2000/08/25
太公望の話
前回、名前だけ出てきましたね。今回は私がもっとも嫌いな男、太公望こと呂尚の話です。この人物について封神演義を筆頭とした伝記ではなくきちんと知っている人が何人いるかは知りませんが、知れば知るほど最低の人間です。

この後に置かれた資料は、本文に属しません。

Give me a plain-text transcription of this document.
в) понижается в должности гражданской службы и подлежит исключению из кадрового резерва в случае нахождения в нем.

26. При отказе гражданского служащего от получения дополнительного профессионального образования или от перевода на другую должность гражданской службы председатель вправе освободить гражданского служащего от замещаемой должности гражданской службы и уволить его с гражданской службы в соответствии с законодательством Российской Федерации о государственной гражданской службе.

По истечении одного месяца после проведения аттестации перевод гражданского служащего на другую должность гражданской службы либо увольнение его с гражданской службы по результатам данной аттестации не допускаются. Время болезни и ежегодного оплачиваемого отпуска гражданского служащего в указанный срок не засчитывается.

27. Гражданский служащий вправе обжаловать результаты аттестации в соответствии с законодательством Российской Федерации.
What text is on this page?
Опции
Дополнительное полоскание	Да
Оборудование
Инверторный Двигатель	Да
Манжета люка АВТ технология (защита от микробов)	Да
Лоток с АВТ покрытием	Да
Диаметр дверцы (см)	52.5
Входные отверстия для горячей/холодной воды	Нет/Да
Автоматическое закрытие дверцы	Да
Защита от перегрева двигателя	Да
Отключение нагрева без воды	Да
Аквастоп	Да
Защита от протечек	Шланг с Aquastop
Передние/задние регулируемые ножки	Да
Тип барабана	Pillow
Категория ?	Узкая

彼は自分の部下に対して「質問して、返答が気にいらないか」「追いつめて、対応が気に入らないか」「わざと裏切りを仕組み、裏切らないか」「相手の人格を攻撃し、切れないか」「金庫番をさせて、金を盗まないか」「女を与えて、溺れないか」「困難な任務を与えて、逃げないか」「酒を飲ませて、飲まれないか」をいちいちチェックします。絶対上司にはしたくない人です。呂尚の功績として法治の基礎を築いたと言われます。彼が斉に封じられたとき、礼を軽く、法を重んじる方策をとったからです。当然中には反対する人もいるわけで、その中に中国でも著名な賢者が二人いました。その賢者を呂尚は呼びつけ、自分の部下になれと迫ります。その二人は拒否しました。呂尚はこの二人をさくっと殺しました。さすがに著名な賢者だったので周公旦(孔子の師匠)が何故殺したのか問い詰めると呂尚は、優秀な人材でも自分の部下にならない奴を生かしておけば、よその国に行って働いてしまったりするかもしれないから殺したというのです。自分の部下にならなかったら殺してもいいなんてのを認めている法によって治めるのも法治と言うのでしょうか。当時の斉の法律までは調べられませんでしたが、上の話を認めるからには恐らくこんな法だったんじゃないですかね。「私の命令に逆らったら死刑」「私を裏切ったら死刑」「私の機嫌を損ねたら死刑」。どこかの国の独裁者のようです。そういうわけで、彼のエピソードにはどこにでもありがちな「心温まる」というものが何一つありません。ひたすら恐怖によって人を支配した政治家、それが太公望呂尚なのです。
なお、今回の話は記憶で書いているため、細部が違ってるかもしれません。資料を探そうとはしたのですが、ものすごい数のやおいがヒットして挫折しました。やれやれ、呂尚も大変だねぇ。